The faces are framed by long hair, usually cut from black or white horses’ tails. Before the Europeans introduced horses, corn husk braids, or tresses of buffalo mane served as hair.
Once a person becomes a member, they go alone into the woods to carve their own mask. Nobody else is allowed to help. False face masks are carved in the trunks of living basswood, maple, pine or poplar trees. According to Iroquois tradition, this is done so that the living spirit of the tree continues to live on in the mask. To make the mask, the person walks through the woods to find a tree whose spirit talks to them. After talking back to the tree, the person builds a fire in front of the tree but not touching it. Tobacco is sprinkled into the fire, and then bark is stripped from the tree wherever it seems the scariest. The mask needs to be scary enough to frighten off sickly evil spirits. Next, the person outlines a frightening face in the tree trunk and carves out this outlined section of the tree. The mask is cut free from the tree only when nearly finished. Then the mask maker moves into a secluded shelter to finish the mask. Once cut away from the tree, the masks are polished, painted red or black (depending on the time of day the mask carving began) and hair like fiber is attached, along with feathers and other decorations. – From ART DISCOVERY

Learning More
Years ago I attended a mask-making workshop in Seattle. My mask has long since disappeared, but it was quite an interesting project. Unlike the Iroquois “false faces” carved from trees, paper mache masks can be quickly made. With Halloween coming up, why not make and paint your own mask?

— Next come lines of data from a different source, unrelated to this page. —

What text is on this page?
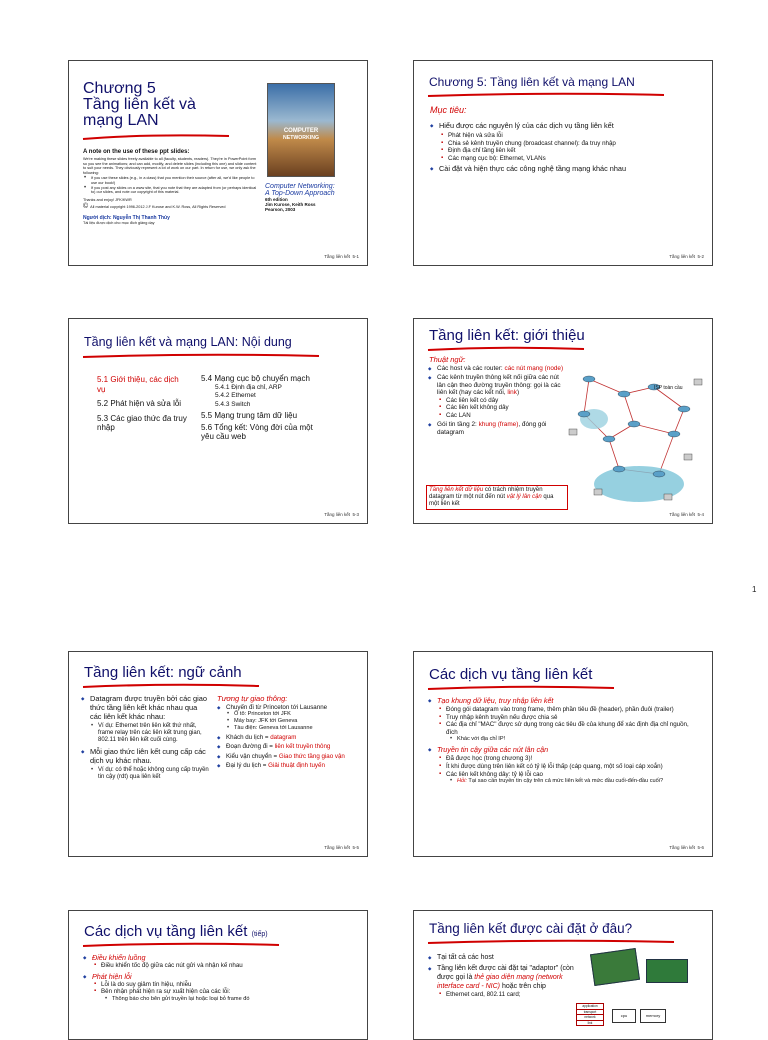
1
Chương 5
Tầng liên kết và
mạng LAN
COMPUTER
NETWORKING
A note on the use of these ppt slides:
We're making these slides freely available to all (faculty, students, readers). They're in PowerPoint form so you see the animations; and can add, modify, and delete slides (including this one) and slide content to suit your needs. They obviously represent a lot of work on our part. In return for use, we only ask the following:
• If you use these slides (e.g., in a class) that you mention their source (after all, we'd like people to use our book!)
• If you post any slides on a www site, that you note that they are adapted from (or perhaps identical to) our slides, and note our copyright of this material.
Thanks and enjoy! JFK/KWR
© All material copyright 1996-2012 J.F Kurose and K.W. Ross, All Rights Reserved
Người dịch: Nguyễn Thị Thanh Thủy
Tài liệu được dịch cho mục đích giảng dạy
Computer Networking:
A Top-Down Approach
6th edition
Jim Kurose, Keith Ross
Pearson, 2003
Tầng liên kết 5-1
Chương 5: Tầng liên kết và mạng LAN
Mục tiêu:
◆ Hiểu được các nguyên lý của các dịch vụ tầng liên kết
▪ Phát hiện và sửa lỗi
▪ Chia sẻ kênh truyền chung (broadcast channel): đa truy nhập
▪ Định địa chỉ tầng liên kết
▪ Các mạng cục bộ: Ethernet, VLANs
◆ Cài đặt và hiện thực các công nghệ tầng mạng khác nhau
Tầng liên kết 5-2
Tầng liên kết và mạng LAN: Nội dung
5.1 Giới thiệu, các dịch vụ
5.2 Phát hiện và sửa lỗi
5.3 Các giao thức đa truy nhập
5.4 Mạng cục bộ chuyển mạch
5.4.1 Định địa chỉ, ARP
5.4.2 Ethernet
5.4.3 Switch
5.5 Mạng trung tâm dữ liệu
5.6 Tổng kết: Vòng đời của một yêu cầu web
Tầng liên kết 5-3
Tầng liên kết: giới thiệu
Thuật ngữ:
◆ Các host và các router: các nút mạng (node)
◆ Các kênh truyền thông kết nối giữa các nút lân cận theo đường truyền thông: gọi là các liên kết (hay các kết nối, link)
▪ Các liên kết có dây
▪ Các liên kết không dây
▪ Các LAN
◆ Gói tin tầng 2: khung (frame), đóng gói datagram
Tầng liên kết dữ liệu có trách nhiệm truyền datagram từ một nút đến nút vật lý lân cận qua một liên kết
ISP toàn cầu
Tầng liên kết 5-4
Tầng liên kết: ngữ cảnh
◆ Datagram được truyền bởi các giao thức tầng liên kết khác nhau qua các liên kết khác nhau:
• Ví dụ: Ethernet trên liên kết thứ nhất, frame relay trên các liên kết trung gian, 802.11 trên liên kết cuối cùng.
◆ Mỗi giao thức liên kết cung cấp các dịch vụ khác nhau.
• Ví dụ: có thể hoặc không cung cấp truyền tin cậy (rdt) qua liên kết
Tương tự giao thông:
◆ Chuyến đi từ Princeton tới Lausanne
• Ô tô: Princeton tới JFK
• Máy bay: JFK tới Geneva
• Tàu điện: Geneva tới Lausanne
◆ Khách du lịch = datagram
◆ Đoạn đường đi = liên kết truyền thông
◆ Kiểu vận chuyển = Giao thức tầng giao vận
◆ Đại lý du lịch = Giải thuật định tuyến
Tầng liên kết 5-5
Các dịch vụ tầng liên kết
◆ Tạo khung dữ liệu, truy nhập liên kết
▪ Đóng gói datagram vào trong frame, thêm phần tiêu đề (header), phần đuôi (trailer)
▪ Truy nhập kênh truyền nếu được chia sẻ
▪ Các địa chỉ "MAC" được sử dụng trong các tiêu đề của khung để xác định địa chỉ nguồn, đích
• Khác với địa chỉ IP!
◆ Truyền tin cậy giữa các nút lân cận
▪ Đã được học (trong chương 3)!
▪ Ít khi được dùng trên liên kết có tỷ lệ lỗi thấp (cáp quang, một số loại cáp xoắn)
▪ Các liên kết không dây: tỷ lệ lỗi cao
• Hỏi: Tại sao cần truyền tin cậy trên cả mức liên kết và mức đầu cuối-đến-đầu cuối?
Tầng liên kết 5-6
Các dịch vụ tầng liên kết (tiếp)
◆ Điều khiển luồng
▪ Điều khiển tốc độ giữa các nút gửi và nhận kế nhau
◆ Phát hiện lỗi
▪ Lỗi là do suy giảm tín hiệu, nhiễu
▪ Bên nhận phát hiện ra sự xuất hiện của các lỗi:
• Thông báo cho bên gửi truyền lại hoặc loại bỏ frame đó
Tầng liên kết được cài đặt ở đâu?
◆ Tại tất cả các host
◆ Tầng liên kết được cài đặt tại "adaptor" (còn được gọi là thẻ giao diện mạng (network interface card - NIC) hoặc trên chip
▪ Ethernet card, 802.11 card;
application
transport
network
link
cpu	memory
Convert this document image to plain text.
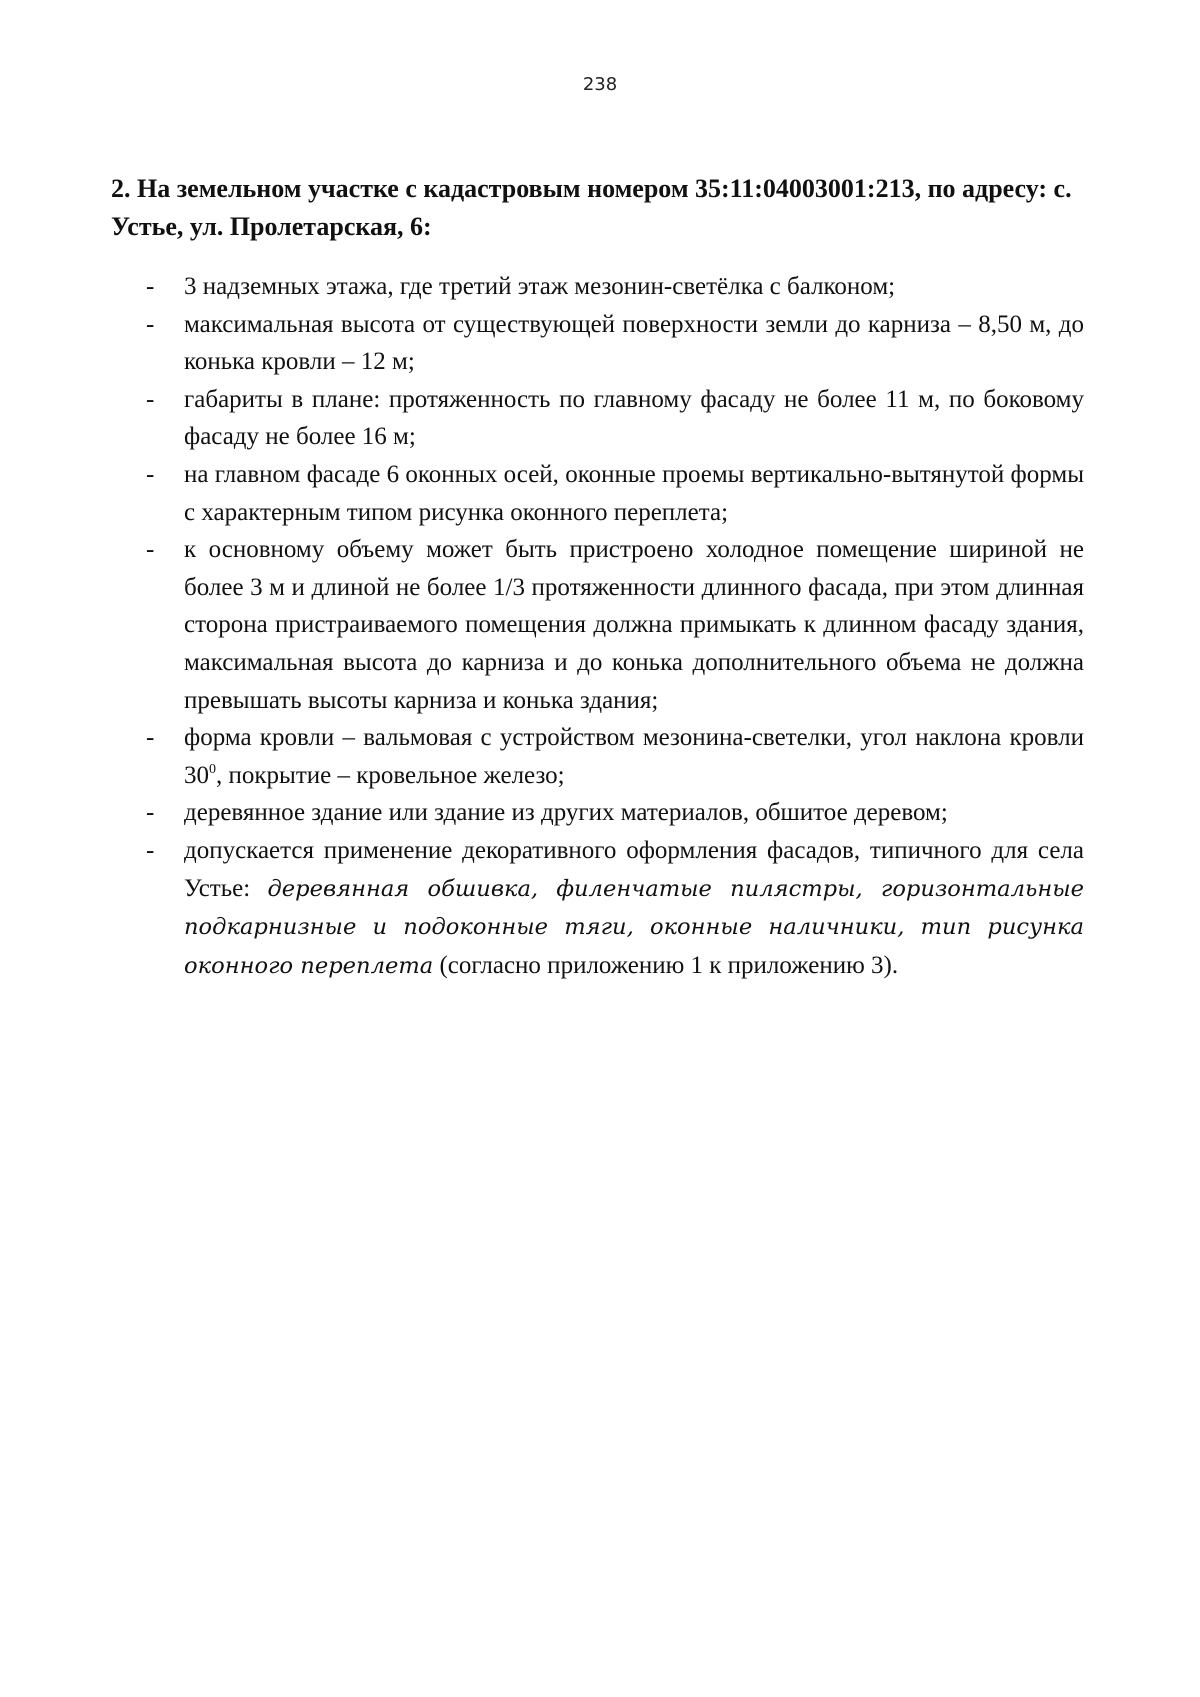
238
2. На земельном участке с кадастровым номером 35:11:04003001:213, по адресу: с. Устье, ул. Пролетарская, 6:
- 3 надземных этажа, где третий этаж мезонин-светёлка с балконом;
- максимальная высота от существующей поверхности земли до карниза – 8,50 м, до конька кровли – 12 м;
- габариты в плане: протяженность по главному фасаду не более 11 м, по боковому фасаду не более 16 м;
- на главном фасаде 6 оконных осей, оконные проемы вертикально-вытянутой формы с характерным типом рисунка оконного переплета;
- к основному объему может быть пристроено холодное помещение шириной не более 3 м и длиной не более 1/3 протяженности длинного фасада, при этом длинная сторона пристраиваемого помещения должна примыкать к длинном фасаду здания, максимальная высота до карниза и до конька дополнительного объема не должна превышать высоты карниза и конька здания;
- форма кровли – вальмовая с устройством мезонина-светелки, угол наклона кровли $30^0$, покрытие – кровельное железо;
- деревянное здание или здание из других материалов, обшитое деревом;
- допускается применение декоративного оформления фасадов, типичного для села Устье: деревянная обшивка, филенчатые пилястры, горизонтальные подкарнизные и подоконные тяги, оконные наличники, тип рисунка оконного переплета (согласно приложению 1 к приложению 3).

How to Make Your Own Paper Mache Mask
Again, the information here is designed for school-age children, but, trust me, mask-making is fun for children of all ages — up to and including the “inner child” within all of us. The masks shown in this demo are unpainted, but that’s much of the fun, so grab a few acrylic paints and have a go at it! Adding feathers or beads — or anything else — lets you personalize your mask to suit whatever personality you want.
So, once again I could ask that question… is it art? Maybe, maybe not, but the question is irrelevant. It’s interesting to learn about masks from native cultures, to know the story behind them, and to use our creative abilities to make a mask that is uniquely our own.